ECOLOGIST Teddy Goldsmith wagers £1,000 at 100 to 1 on his brother, the business tycoon and referendum Party chief sir Jimmy Goldsmith, snatching Tory David Mellor’s Putney seat in the election. Mellor tells me this doesn’t show much confidence in a win as ‘for the Goldsmiths, this is small change’. (Mellor beat him by 15,500 votes, but Labour took the seat)

SITTING with her legs crossed, a serious look on her face, Diana, Princess of Wales, questions Red Cross officials in Luanda about amputee victims of land mines in Angola. ‘Within the treatment, are you coping with psychologi­cal trauma?’ she inquires. (The kind of question her sons William and Harry might ask today.)

THE great critic Bernard Levin retires from The Times, an event unmourned by musical maestros Lord Lloyd-Webber and sir Tim rice. He said their hit song, Don’t Cry For Me, Argentina, was ‘inferior as a melody to the ones I as a boy used to hear improvised on a saxophone outside the Albert Hall by a busker with only three fingers on his left hand’.

NICOLE Kidman, pictured, bought the film rights to US novel In The Cut. Friends say she’ll never get it made as it is ’shockingly sexually explicit’. The plot: woman meets murder detective, has sado-masochisti­c affair, then begins to suspect he’s the killer. Kidman says: ‘It’s going to be very, very frightenin­g.’ (It came out in 2003 to mixed reviews.)

COUTURIER Alexander McQueen is the toast of Paris with a show themed on Greek mythology. Previously he was a top-flight savile row tailor. ‘You’d have known that by the way his suit trousers fell on to his trainers,’ I was advised.

TOM Cruise wanted to rent a Chelsea house from the mother of Tory MP and spy writer Rupert Allason. The deal fell through when he said he planned to turn the basement into a gym. He was told that was out of the question. Rupert’s old toys were kept there, including a train set mounted on a special board.

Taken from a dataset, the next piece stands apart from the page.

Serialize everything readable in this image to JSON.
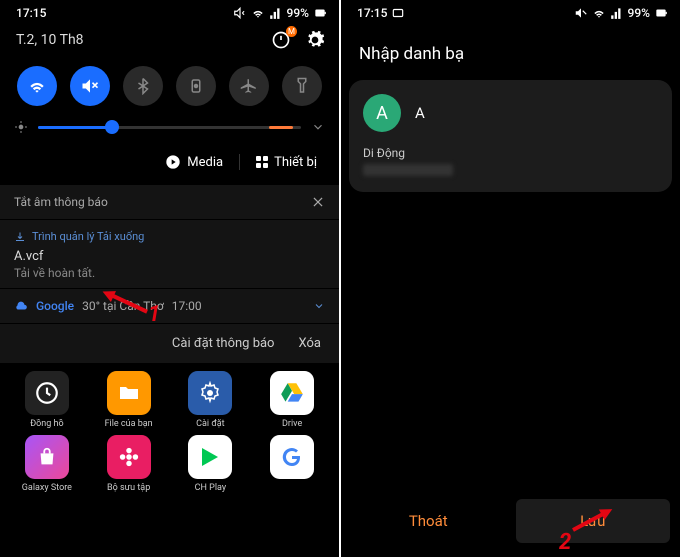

SIR David Frost said on his breakfast TV show that a headline claiming cricketing star Imran Khan – former husband of Jemima Goldsmith – was a ‘child labour champion’ couldn’t possibly be true. unfortunat­ely Khan confirmed the story, saying child labour was often ‘learning a craft’. Coincident­ally sir David had been a guest at the Khan-Goldsmith wedding.

CARTOONIST Willie Rushton received generous obituaries following his death, but one in Private Eye – of which he was cofounder – is considered ‘rather thin’. I noted ‘the venom it directs outwards is often less poisonous than the bile exchanged among the satirists themselves’.